The Nomura India Business Resumption Index (NIBRI) dipped to 83.8 for the week ended April 18, representing a substantial 16 percentage points (pp) decline from a week earlier.
“This suggests that the economy is ~16.2pp below its pre-pandemic normal – and at levels last seen in end-October,” Nomura said in a note on Monday.
The weekly tracker of high frequency indicators of economic activity had recorded a 12pp fall in the previous week to settle at 88.4.
Nomura forecast more pain before gain states are likely to increase restrictions on account of overburdened health infrastructure.
“The rising death rate and anecdotal evidence of hospital infrastructure getting severely burdened, suggests that the current status quo on lockdown stringency, may be compromised in coming weeks,” said Nomura economists Sonal Varma and Aurodeep Nandi, in the note.
Delhi imposed a week-long lockdown till Monday which saw a repeat of a mass exodus of migrant workers from the city, as there were less than 100 intensive care unit beds available.
“This suggests that the economic impact of the second wave may very well intensify in coming weeks Consequently, despite the sharp drop in our business resumption index (NIBRI), it probably has yet to bottom,” the note said.
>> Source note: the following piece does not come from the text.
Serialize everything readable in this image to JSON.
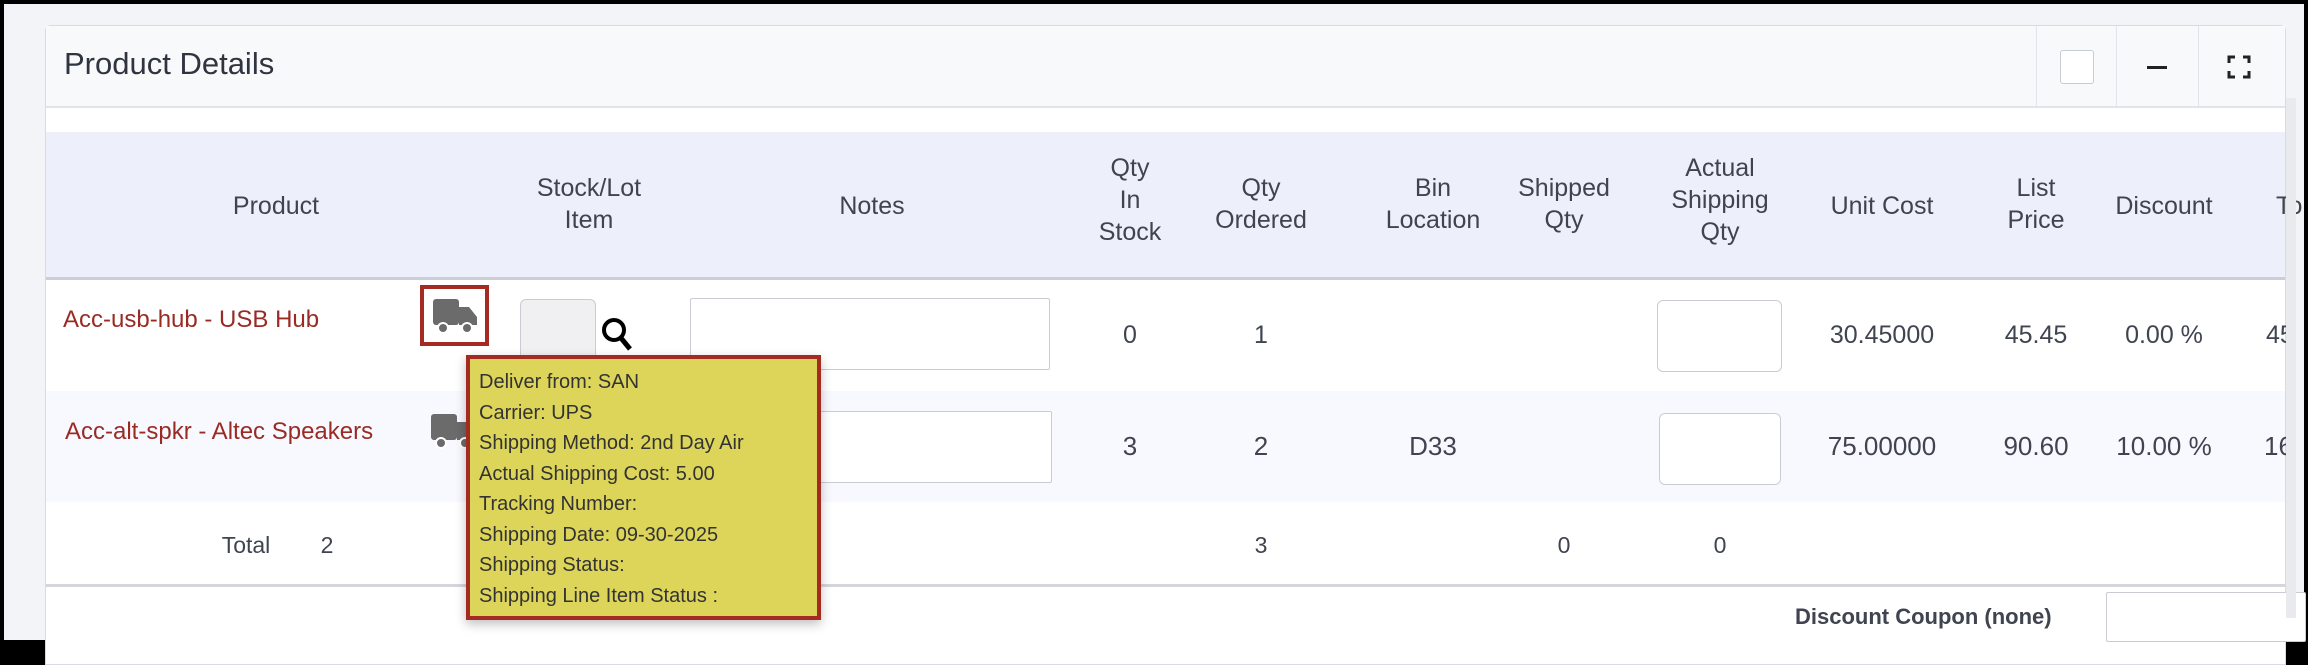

The key risk was that the hit to mobility would manifest in other real economic indicators, it said. The Google retail and recreation and workplace mobility indicators fell by 1.3pp and 3.6pp from the previous week, respectively, while the Apple driving index dropped by a significant 19pp.
Although power demand weakened by 3% comparde 3% growth in the previous week, it stood 12% higher than its 2-year ago level while the labour participation rate inched up to 40.2% from 40.1% last week.
The firm expected the impact to be limited to the next one-three months, with the second wave passing over by July-September.
“It should result in a release of pent-up demand in the subsequent quarters,” Nomura said, adding, “the economy should benefit from faster vaccinations after June”.
The firm maintained its forecast of 11.5% growth for the Indian economy in CY2021.